A second insider said the SmartSuite team has been cut from about 175 to 85 people and other groups inside Lotus are being encouraged to hire SmartSuite employees. Some key developers were offered significant bonuses to stay on the project until completion, but have not been promised employment after that, said another Lotus insider.
"The big thing here is not SmartSuite so much as 1-2-3, which was the seminal PC application," said a former Lotus employee.
"The word is there will be a year or so of maintenance and that's it, just like with eSuite," the insider said.
Lotus discontinued eSuite, a lightweight set of "applets," late last summer. At that time, personnel were reassigned to Internet applications, knowledge management, and other efforts.

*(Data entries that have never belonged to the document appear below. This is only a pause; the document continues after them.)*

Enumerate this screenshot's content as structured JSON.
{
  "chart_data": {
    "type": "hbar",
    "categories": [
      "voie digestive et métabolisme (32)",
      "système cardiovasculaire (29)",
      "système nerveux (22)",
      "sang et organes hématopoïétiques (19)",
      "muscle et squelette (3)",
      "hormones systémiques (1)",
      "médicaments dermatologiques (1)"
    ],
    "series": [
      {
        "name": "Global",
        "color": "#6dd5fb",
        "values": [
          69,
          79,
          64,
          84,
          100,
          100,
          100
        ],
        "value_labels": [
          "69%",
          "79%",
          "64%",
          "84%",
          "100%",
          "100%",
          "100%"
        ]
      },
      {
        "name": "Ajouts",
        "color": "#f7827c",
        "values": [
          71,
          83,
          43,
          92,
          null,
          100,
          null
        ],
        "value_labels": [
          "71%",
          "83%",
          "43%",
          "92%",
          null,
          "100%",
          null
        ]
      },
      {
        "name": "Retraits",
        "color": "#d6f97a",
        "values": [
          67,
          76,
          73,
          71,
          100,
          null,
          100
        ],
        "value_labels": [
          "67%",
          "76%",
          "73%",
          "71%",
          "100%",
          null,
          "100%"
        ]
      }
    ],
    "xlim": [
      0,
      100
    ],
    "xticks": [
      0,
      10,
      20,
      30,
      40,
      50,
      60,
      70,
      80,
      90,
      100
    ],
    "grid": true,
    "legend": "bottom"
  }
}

Observers said Lotus failed to parlay its DOS spreadsheet dominance with 1-2-3 into Windows and never recovered.
For October software sales through corporate resellers, Microsoft Office held 96.9 percent unit share vs. 2.5 percent for Corel and 0.6 percent for Lotus, according to PC Data, Reston, Va.
"Office didn't win, Lotus lost," said Jeff Tarter, editor of SoftLetter. "Lotus concentrated on doing versions [of 1-2-3] for every platform but the two that mattered, Windows and Macintosh."
When Microsoft started pushing Windows over OS/2, Lotus, much like WordPerfect in word processing, committed to supporting the latter and was late to the Windows scene. In the meantime, Microsoft Excel became the market leader in Windows, and Office followed in its wake.